The problem also exists on a global scale. The United Nations Global Goal 16 promotes access to justice as a critical part of sustainable development of peaceful and inclusive societies, yet little is being done to implement this immediately within the communities that need it the most: socioeconomically disadvantaged women and children, those with disabilities, LGBTQAI+ identifiers and ethnic/religious minorities.

Fortunately, the United States is addressing these right to counsel issues across various practice areas. In Mississippi, they are not only tackling the issue the right to counsel, but underpaid and under-resourced counsel within the child welfare system. In Alabama, a teen wanted to exit the foster system and move in with a willing family member; however, they were unable to because they did not have the requisite appointed attorney serving as a court appointed. Virginia is addressing the ability to label an addict a “habitual drunkard” without the individual in question having representation. San Francisco codified the right to counsel for eviction cases, and the rest of the country seems to be following suit.
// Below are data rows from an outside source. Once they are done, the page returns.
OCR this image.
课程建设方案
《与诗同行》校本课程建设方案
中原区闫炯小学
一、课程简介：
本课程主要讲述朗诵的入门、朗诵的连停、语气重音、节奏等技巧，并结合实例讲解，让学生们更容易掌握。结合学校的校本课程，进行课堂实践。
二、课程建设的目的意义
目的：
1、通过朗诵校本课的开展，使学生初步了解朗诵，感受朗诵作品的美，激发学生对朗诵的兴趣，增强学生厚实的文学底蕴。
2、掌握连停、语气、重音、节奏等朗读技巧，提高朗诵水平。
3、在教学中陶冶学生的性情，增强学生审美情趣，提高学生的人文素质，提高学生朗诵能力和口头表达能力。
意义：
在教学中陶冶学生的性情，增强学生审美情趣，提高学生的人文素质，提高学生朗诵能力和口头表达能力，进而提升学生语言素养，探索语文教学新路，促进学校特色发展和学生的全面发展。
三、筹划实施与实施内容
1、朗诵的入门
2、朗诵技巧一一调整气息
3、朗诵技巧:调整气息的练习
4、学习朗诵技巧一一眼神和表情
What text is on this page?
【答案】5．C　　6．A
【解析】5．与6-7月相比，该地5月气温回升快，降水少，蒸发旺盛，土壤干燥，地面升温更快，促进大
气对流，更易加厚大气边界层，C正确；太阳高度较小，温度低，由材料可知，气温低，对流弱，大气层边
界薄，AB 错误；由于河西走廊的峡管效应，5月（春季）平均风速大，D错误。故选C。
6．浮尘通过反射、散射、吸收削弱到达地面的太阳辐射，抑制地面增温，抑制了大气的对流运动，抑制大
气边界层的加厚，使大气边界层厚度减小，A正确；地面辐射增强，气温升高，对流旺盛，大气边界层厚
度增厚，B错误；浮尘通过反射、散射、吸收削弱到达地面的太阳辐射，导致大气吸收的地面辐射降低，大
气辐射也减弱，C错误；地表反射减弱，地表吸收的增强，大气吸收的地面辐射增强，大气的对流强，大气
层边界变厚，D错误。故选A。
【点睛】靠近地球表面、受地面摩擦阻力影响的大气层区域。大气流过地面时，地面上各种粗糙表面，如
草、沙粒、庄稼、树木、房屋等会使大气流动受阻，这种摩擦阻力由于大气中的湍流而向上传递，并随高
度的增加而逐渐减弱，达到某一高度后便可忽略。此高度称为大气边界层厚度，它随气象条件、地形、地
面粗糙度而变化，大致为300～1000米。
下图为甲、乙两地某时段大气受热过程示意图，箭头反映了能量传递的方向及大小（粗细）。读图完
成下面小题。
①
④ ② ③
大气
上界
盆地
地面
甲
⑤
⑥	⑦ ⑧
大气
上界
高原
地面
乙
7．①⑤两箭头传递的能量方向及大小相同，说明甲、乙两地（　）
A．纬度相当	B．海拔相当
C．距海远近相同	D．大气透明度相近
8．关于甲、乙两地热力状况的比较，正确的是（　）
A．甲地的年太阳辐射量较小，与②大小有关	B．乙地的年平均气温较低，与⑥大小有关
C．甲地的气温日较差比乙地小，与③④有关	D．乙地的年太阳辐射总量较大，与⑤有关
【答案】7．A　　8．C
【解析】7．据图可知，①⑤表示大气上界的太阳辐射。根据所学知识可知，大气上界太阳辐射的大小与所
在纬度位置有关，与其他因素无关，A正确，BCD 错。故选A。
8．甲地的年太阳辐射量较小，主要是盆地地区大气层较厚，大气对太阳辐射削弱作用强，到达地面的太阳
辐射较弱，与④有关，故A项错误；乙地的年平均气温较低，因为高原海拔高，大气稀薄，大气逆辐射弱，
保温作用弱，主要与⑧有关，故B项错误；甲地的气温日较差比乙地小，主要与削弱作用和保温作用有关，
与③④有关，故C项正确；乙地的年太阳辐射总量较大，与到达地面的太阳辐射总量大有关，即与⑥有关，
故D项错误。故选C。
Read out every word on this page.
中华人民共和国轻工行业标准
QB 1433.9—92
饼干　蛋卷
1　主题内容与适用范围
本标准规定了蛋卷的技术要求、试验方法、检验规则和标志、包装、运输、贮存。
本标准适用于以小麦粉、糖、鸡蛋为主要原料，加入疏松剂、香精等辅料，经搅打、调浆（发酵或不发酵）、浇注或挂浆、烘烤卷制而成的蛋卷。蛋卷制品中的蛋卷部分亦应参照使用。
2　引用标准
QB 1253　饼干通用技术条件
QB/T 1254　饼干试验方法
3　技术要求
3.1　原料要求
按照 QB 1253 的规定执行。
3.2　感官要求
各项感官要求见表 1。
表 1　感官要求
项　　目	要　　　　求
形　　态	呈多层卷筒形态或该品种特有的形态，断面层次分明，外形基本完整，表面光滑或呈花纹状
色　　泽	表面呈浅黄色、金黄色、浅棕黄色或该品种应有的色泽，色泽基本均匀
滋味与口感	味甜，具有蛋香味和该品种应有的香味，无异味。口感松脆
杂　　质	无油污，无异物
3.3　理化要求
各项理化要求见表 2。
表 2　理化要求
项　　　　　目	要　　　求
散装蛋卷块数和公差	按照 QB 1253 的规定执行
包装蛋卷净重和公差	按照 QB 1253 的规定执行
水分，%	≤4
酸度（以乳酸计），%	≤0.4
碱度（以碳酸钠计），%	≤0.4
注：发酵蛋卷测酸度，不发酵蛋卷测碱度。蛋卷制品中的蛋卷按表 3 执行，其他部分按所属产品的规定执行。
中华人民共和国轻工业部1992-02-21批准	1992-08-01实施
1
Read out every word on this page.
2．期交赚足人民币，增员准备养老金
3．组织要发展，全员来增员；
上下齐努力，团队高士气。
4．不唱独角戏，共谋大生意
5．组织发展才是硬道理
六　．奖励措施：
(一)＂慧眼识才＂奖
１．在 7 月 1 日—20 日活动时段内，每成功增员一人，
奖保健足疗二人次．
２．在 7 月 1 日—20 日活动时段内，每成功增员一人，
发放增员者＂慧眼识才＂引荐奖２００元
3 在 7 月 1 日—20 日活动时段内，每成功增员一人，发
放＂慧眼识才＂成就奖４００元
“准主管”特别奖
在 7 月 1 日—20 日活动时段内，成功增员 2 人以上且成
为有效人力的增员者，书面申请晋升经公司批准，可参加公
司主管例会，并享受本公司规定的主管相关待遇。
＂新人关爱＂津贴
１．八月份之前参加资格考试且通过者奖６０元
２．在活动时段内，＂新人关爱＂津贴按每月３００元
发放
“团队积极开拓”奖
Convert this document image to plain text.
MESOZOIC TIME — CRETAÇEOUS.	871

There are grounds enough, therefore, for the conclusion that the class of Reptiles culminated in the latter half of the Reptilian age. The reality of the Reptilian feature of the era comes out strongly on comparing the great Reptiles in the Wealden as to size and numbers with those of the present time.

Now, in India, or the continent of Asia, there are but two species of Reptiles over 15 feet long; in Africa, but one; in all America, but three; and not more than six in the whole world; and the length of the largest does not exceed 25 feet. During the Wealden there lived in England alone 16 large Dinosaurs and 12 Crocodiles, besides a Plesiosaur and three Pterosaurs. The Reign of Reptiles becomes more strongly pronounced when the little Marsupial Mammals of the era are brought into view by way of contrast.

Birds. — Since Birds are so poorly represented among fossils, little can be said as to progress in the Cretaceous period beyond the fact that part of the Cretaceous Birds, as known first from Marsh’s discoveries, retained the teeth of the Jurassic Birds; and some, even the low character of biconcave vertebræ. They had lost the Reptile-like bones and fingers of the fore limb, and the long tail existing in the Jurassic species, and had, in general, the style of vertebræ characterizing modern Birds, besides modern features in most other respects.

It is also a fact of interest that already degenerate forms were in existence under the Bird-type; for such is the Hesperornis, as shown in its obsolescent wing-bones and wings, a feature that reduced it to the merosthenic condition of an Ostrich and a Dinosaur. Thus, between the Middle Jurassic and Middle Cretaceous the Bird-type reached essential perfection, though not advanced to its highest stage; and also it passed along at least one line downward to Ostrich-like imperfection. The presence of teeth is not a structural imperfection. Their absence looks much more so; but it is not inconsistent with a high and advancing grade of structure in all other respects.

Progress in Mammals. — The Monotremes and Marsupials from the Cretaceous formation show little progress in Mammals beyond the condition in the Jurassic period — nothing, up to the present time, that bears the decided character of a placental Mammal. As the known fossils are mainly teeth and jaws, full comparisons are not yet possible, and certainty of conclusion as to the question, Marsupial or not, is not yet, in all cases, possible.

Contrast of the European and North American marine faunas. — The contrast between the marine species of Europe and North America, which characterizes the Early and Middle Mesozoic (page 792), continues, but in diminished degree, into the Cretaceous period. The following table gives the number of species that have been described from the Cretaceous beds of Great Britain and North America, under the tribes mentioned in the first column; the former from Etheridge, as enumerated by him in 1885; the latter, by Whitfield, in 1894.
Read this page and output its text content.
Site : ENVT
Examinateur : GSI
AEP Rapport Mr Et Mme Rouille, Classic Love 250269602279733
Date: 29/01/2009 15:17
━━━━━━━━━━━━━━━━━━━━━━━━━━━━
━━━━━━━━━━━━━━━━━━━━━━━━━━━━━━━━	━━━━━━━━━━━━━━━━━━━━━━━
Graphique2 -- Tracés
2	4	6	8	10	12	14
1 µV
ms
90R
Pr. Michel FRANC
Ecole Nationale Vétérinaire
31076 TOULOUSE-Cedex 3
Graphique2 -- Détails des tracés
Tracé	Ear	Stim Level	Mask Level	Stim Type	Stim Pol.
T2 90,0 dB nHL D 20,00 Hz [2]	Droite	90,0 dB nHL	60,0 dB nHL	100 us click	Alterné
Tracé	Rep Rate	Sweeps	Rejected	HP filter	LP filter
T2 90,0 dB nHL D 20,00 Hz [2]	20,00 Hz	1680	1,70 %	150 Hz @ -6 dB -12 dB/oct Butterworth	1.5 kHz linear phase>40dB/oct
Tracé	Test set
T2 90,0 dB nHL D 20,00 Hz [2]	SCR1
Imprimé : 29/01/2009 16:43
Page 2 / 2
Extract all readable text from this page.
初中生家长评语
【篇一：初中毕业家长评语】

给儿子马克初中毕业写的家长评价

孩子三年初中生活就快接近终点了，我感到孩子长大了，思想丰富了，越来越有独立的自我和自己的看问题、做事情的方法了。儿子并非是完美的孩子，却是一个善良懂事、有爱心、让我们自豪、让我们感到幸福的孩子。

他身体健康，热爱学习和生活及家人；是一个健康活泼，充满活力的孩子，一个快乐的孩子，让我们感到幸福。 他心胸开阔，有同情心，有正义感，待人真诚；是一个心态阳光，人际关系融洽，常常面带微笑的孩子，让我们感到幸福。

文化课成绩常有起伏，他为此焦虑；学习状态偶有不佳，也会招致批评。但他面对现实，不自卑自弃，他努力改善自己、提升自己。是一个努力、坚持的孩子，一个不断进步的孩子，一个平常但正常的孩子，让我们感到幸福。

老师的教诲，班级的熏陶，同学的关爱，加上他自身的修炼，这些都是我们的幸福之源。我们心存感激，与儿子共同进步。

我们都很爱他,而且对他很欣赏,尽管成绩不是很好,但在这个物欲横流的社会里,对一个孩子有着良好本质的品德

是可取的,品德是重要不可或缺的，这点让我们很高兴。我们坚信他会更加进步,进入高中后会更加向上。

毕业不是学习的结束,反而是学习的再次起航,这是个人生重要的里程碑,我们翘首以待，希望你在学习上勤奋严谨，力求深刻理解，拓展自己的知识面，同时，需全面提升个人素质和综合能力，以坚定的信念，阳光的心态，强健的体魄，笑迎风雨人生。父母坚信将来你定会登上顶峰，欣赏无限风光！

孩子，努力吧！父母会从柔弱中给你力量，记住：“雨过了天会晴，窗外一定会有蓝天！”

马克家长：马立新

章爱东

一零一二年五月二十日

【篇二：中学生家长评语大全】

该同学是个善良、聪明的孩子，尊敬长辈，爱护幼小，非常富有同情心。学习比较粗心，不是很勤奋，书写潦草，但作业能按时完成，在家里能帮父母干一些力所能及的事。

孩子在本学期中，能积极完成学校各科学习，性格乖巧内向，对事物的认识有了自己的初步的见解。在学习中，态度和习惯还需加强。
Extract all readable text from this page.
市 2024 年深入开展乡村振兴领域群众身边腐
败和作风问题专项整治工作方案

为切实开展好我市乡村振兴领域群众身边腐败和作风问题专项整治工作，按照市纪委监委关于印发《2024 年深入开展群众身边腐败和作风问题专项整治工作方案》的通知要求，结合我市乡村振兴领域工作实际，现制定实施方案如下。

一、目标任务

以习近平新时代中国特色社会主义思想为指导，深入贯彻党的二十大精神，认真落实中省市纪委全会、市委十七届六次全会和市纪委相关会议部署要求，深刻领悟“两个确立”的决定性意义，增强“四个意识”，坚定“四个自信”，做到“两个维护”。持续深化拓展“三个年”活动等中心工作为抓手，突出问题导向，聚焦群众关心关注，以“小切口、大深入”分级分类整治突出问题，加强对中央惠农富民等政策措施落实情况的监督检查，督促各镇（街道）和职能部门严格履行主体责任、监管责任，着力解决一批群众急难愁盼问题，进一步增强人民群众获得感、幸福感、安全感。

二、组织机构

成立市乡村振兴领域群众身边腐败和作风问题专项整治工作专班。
Here in Atlanta, Access to Justice and the Civil Right to Counsel are issues that The Junior League of Atlanta, Inc. considers so important that we gifted over a third of our Centennial Gift in April of 2017 to the issue. The grant funds the Generational Poverty Law project of the Atlanta Legal Aid Society, Georgia Heirs Property Law Center and Pro Bono Partnership of Atlanta with the goal of “creating a national model for providing holistic legal services to multi-generational families.